When property investment cycles turn, and opportunities to invest become fewer, attention often turns to those firms able to continue bringing deals to fruition while simultaneously navigating the twists and turns of the market.
In the case of the global financial crisis, it was smaller investment managers that thrived. As larger institutions faced illiquidity issues, agile fund and investment managers secured the best value (mostly off-market) opportunities by moving quickly and taking advantage of the stressed economic environment.
Today, as valuation concerns and Brexit negotiations impact sentiment, it is again those firms employing the most flexible of approaches to investment management that are succeeding.
At Avignon Capital, the proof of this is evident in our figures. In the last financial year, during which property investment levels in some global markets fell to their lowest levels since 2012, we completed a record 25 deals totalling some €565m across the UK and Europe.

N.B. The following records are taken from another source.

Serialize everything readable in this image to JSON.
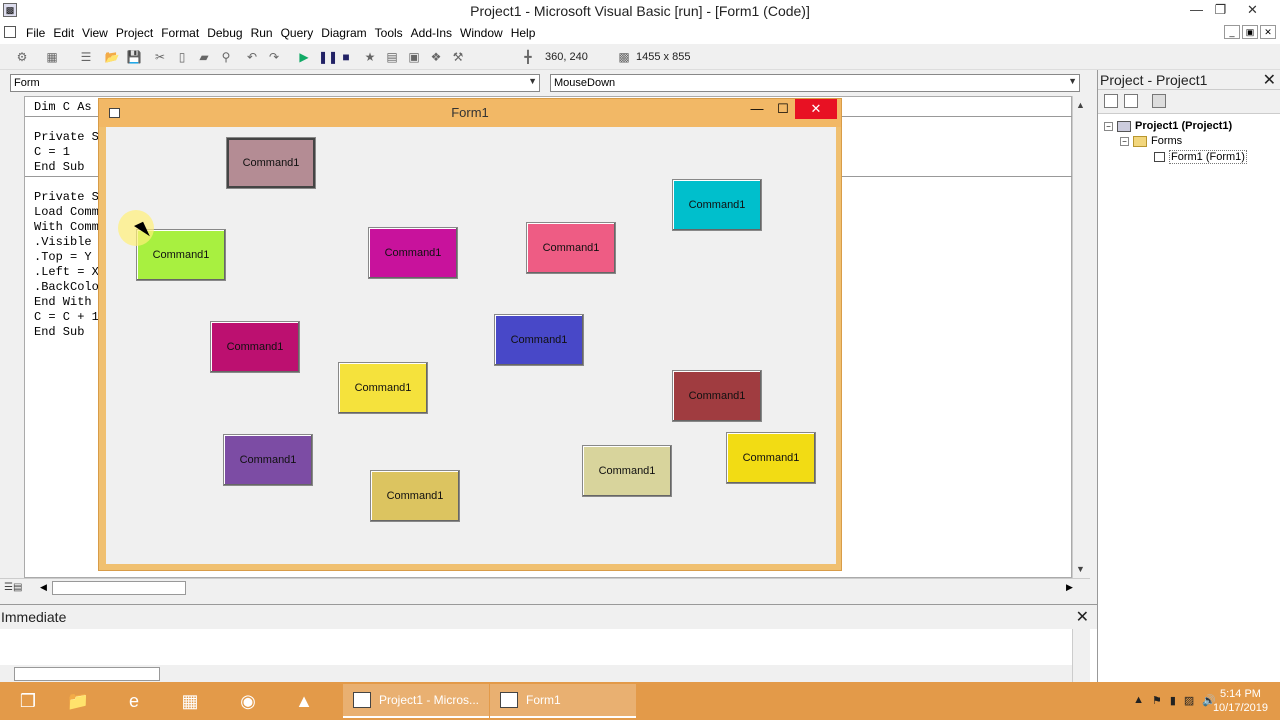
{
  "titlebar": {
    "title": "Project1 - Microsoft Visual Basic [run] - [Form1 (Code)]",
    "minimize": "—",
    "restore": "❐",
    "close": "✕"
  },
  "menu": [
    "File",
    "Edit",
    "View",
    "Project",
    "Format",
    "Debug",
    "Run",
    "Query",
    "Diagram",
    "Tools",
    "Add-Ins",
    "Window",
    "Help"
  ],
  "toolbar": {
    "position": "360, 240",
    "size": "1455 x 855"
  },
  "code": {
    "object_combo": "Form",
    "proc_combo": "MouseDown",
    "lines": [
      "Dim C As",
      "Private S",
      "C = 1",
      "End Sub",
      "Private S",
      "Load Comm",
      "With Comm",
      ".Visible",
      ".Top = Y",
      ".Left = X",
      ".BackColo",
      "End With",
      "C = C + 1",
      "End Sub"
    ]
  },
  "project": {
    "title": "Project - Project1",
    "close": "✕",
    "tree": {
      "root": "Project1 (Project1)",
      "folder": "Forms",
      "item": "Form1 (Form1)"
    }
  },
  "immediate": {
    "title": "Immediate",
    "close": "✕"
  },
  "form1": {
    "title": "Form1",
    "minimize": "—",
    "maximize": "☐",
    "close": "✕",
    "buttons": [
      {
        "label": "Command1",
        "color": "#b48c94"
      },
      {
        "label": "Command1",
        "color": "#00bfcc"
      },
      {
        "label": "Command1",
        "color": "#a8f040"
      },
      {
        "label": "Command1",
        "color": "#c8129c"
      },
      {
        "label": "Command1",
        "color": "#ee5c84"
      },
      {
        "label": "Command1",
        "color": "#bc1070"
      },
      {
        "label": "Command1",
        "color": "#4848c8"
      },
      {
        "label": "Command1",
        "color": "#f5e23c"
      },
      {
        "label": "Command1",
        "color": "#a03c40"
      },
      {
        "label": "Command1",
        "color": "#7c4ca4"
      },
      {
        "label": "Command1",
        "color": "#dcc460"
      },
      {
        "label": "Command1",
        "color": "#d8d49c"
      },
      {
        "label": "Command1",
        "color": "#f2dc14"
      }
    ]
  },
  "taskbar": {
    "tasks": [
      "Project1 - Micros...",
      "Form1"
    ],
    "time": "5:14 PM",
    "date": "10/17/2019"
  }
}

Whilst there is no magic formula that helped us achieve this growth, at any point in the real estate cycle it is important to remember that property investment is often an art propped up by the core values of the company doing it. For us, success doesn’t just reflect our investment managers’ knowledge of the property market, but is down to a number of other disciplined processes.
An institutional manger with a large mandate may view a deal under £50m as relatively insignificant or too time-consuming to research, yet we find this area is often where the best opportunities are found. By having a more fluid approach at Avignon, every single opportunity, whether it is for £1m or £100m and regardless of sector or geography, is analysed by our team of analysts and investment managers. It is with good reason therefore that we see little need to make transaction sizes or sector biases a core part of our investment strategy. When putting together a portfolio of properties our target return is the key. That is achievable when we carefully analyse the asset to see how it fits into our strategy; whether it is a few retail units in the UK acquired for a few million pounds or a global brand-backed hotel complex in Amsterdam for €50m.
With none of the benchmark constraints often associated with larger firms, this focus on achieving quality returns equally reinforces our eager commitment to the execution of deals. How many firms take a step back and employ a ‘wait and see’ approach when faced with a difficult market? As a smaller operator that places an emphasis on due-diligence, when the decision to buy has been made we understand the need to move efficiently and remain dedicated in spite of outlying market noise. This is how we have carefully grown our assets under management to record levels over the past year.
The power of a small firm is rooted in its track record and success can be far-reaching for an investment manager like us, particularly in a sector such as property where large firms dominate. As the property sector tides begin to turn again, perhaps it is time again to hail the agility of boutique investment managers once again.